When the flow rate per unit time detected by the flow rate sensor is less than the predetermined value, the gas burner is intermittently ignited to discharge water retained in the flow path. In the system equipped with a heat retention control means capable of keeping the temperature warm, the warming operation is performed while the tapping is stopped, so that the temperature of the hot water rises in a short time from the start of tapping, so that there is almost no sense of cold water. There is.

According to a third aspect of the present invention, the water hammer suppressing means opens the pressure relief valve when the pressure detected by the pressure sensor immediately before the ignition of the gas burner is equal to or higher than the specified value during the warm-up operation. The pressure relief valve is controlled by detecting the pressure before the pressure rises due to the heating of the retained water when performing the heat retention operation, so the abnormal pressure rise in the flow path is prevented and the water hammer phenomenon is reliably prevented. Has the advantage that it can be

[Brief description of the drawings]

FIG. 1 shows an embodiment of the present invention, wherein (a) is a configuration diagram,
(B) is a block diagram around a control circuit.

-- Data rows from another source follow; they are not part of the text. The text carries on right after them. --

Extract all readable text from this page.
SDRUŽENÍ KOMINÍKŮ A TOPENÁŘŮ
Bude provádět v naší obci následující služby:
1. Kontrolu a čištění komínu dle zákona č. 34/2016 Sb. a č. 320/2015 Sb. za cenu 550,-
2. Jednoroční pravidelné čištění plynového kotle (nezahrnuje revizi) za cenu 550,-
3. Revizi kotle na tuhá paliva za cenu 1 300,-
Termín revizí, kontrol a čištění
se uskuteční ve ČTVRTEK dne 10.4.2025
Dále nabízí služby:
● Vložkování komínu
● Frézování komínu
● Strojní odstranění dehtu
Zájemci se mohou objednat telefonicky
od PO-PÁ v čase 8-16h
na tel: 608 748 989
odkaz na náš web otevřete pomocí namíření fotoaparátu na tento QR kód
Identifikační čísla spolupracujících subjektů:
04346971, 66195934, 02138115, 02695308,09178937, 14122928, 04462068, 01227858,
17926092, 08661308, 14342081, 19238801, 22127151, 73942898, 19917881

FIG. 2 is an operation explanatory view of the above.

[Explanation of symbols]

 DESCRIPTION OF SYMBOLS 11 Water supply port 12 Outlet 13 Heat exchanger 21 Gas burner 30 Control circuit 30a Insulation control part 30b Water hammer suppression part 31 Flow rate sensor 32-34 Temperature sensor 36 Pressure sensor 37 Pressure relief valve

Claims (3)

[Claims] 1. A heat exchanger provided on a flow path formed between a water supply port into which water flows in and a tap hole for discharging water, a gas burner for heating water in the heat exchanger, and the flow path A flow rate sensor for detecting water flow into the inside, ignition control means for igniting a gas burner when a flow rate per unit time detected by the flow rate sensor becomes a predetermined value or more, and a water pressure in the flow path arranged on the flow path. A pressure sensor for detecting the pressure, a pressure relief valve for releasing the pressure in the flow path when the pressure sensor is opened, and a pressure relief valve for opening the pressure relief valve when the pressure detected by the pressure sensor is equal to or higher than a specified value high enough to cause a water hammer phenomenon. A gas water heater comprising: a water hammer suppressing means for mitigating a hammer phenomenon. 2. When the flow rate per unit time detected by the flow rate sensor is less than the predetermined value, the gas burner can be intermittently ignited to keep the water held in the flow path warm. The gas water heater according to claim 1, further comprising a heat retention control means. 3. The water hammer suppression means according to claim 2, wherein the pressure relief valve is opened when the pressure detected by the pressure sensor immediately before the ignition of the gas burner is equal to or higher than the specified value during the warm-up operation. Gas water heater.